Womit haben Sie die „Minnehaha“ speziell für Ihre Einhand-Weltumsegelung ausgerüstet?

Kirsten Neuschäfer: Bei der Ausrüstung habe ich mich hauptsächlich an die vorgegebene obligatorische Liste der Organisatoren gehalten. Zusätzlich habe ich einen AIS-Alarm installiert, der einen warnt, wenn andere Schiffe in der Nähe sind. Allerdings werden dabei die Positionsangaben und zusätzliche Daten des Schiffes nicht angezeigt, wie das bei gängigen AIS der Fall ist.
Selber habe ich mir das laufende Gut so eingerichtet, dass ich alles mit Leichtigkeit und alleine sicher handhaben kann.
Von North Sails in Kapstadt habe ich neun neue Segel bekommen, darunter auch neue Sturmsegel. Zur weiteren Ausstattung gehört eine Hydrovane für die Selbststeuerung.

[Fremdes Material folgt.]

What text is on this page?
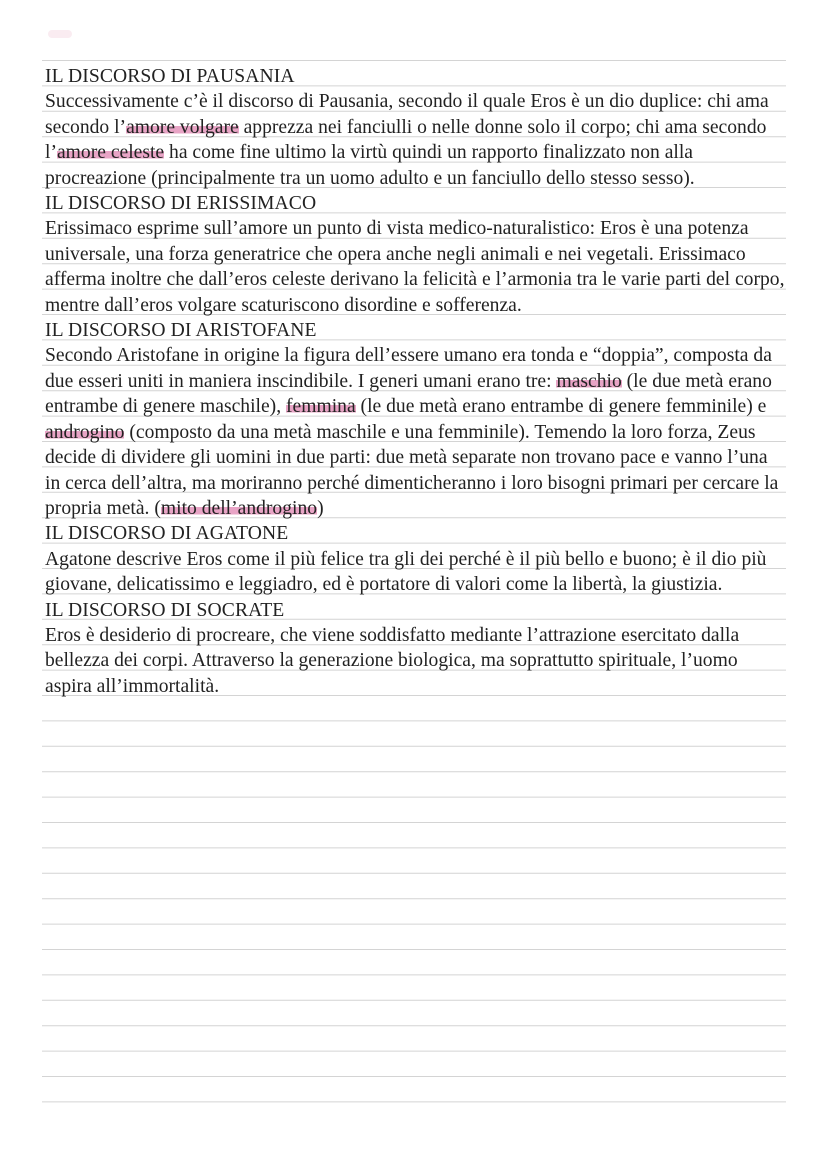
IL DISCORSO DI PAUSANIA

Successivamente c’è il discorso di Pausania, secondo il quale Eros è un dio duplice: chi ama secondo l’amore volgare apprezza nei fanciulli o nelle donne solo il corpo; chi ama secondo l’amore celeste ha come fine ultimo la virtù quindi un rapporto finalizzato non alla procreazione (principalmente tra un uomo adulto e un fanciullo dello stesso sesso).

IL DISCORSO DI ERISSIMACO

Erissimaco esprime sull’amore un punto di vista medico-naturalistico: Eros è una potenza universale, una forza generatrice che opera anche negli animali e nei vegetali. Erissimaco afferma inoltre che dall’eros celeste derivano la felicità e l’armonia tra le varie parti del corpo, mentre dall’eros volgare scaturiscono disordine e sofferenza.

IL DISCORSO DI ARISTOFANE

Secondo Aristofane in origine la figura dell’essere umano era tonda e “doppia”, composta da due esseri uniti in maniera inscindibile. I generi umani erano tre: maschio (le due metà erano entrambe di genere maschile), femmina (le due metà erano entrambe di genere femminile) e androgino (composto da una metà maschile e una femminile). Temendo la loro forza, Zeus decide di dividere gli uomini in due parti: due metà separate non trovano pace e vanno l’una in cerca dell’altra, ma moriranno perché dimenticheranno i loro bisogni primari per cercare la propria metà. (mito dell’androgino)

IL DISCORSO DI AGATONE

Agatone descrive Eros come il più felice tra gli dei perché è il più bello e buono; è il dio più giovane, delicatissimo e leggiadro, ed è portatore di valori come la libertà, la giustizia.

IL DISCORSO DI SOCRATE

Eros è desiderio di procreare, che viene soddisfatto mediante l’attrazione esercitato dalla bellezza dei corpi. Attraverso la generazione biologica, ma soprattutto spirituale, l’uomo aspira all’immortalità.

Hatten Sie vorher schon Erfahrung mit Windsteueranlagen?

Kirsten Neuschäfer: Ja, ich bin schon des Öfteren damit gesegelt.

Die Windsteuerung der “Minnehaha” in Aktion © Kirsten Neuschäfer

Was für einen Eindruck haben Sie von der Windsteuerung?

Kirsten Neuschäfer: Windsteuerung gefällt mir sehr gut, wenn sie gut funktioniert. Modell und Boot müssen zusammenpassen, was nicht immer der Fall ist. Aber wenn, dann finde ich sie viel besser als einen elektronischen Autopiloten. Sie ist viel zuverlässiger, braucht keinen Strom, ist leise, und funktioniert mechanisch, also kann man sie im Notfall meistens irgendwie reparieren, was bei einem elektronischen Autopiloten nicht unbedingt der Fall ist. Ich finde auch, dass Windsteuerung einen zwingt, besser zu segeln, weil sie weniger effektiv steuert, wenn die Segel nicht gut getrimmt sind.

Wie haben Sie Überholung und Ausrüstung finanziert?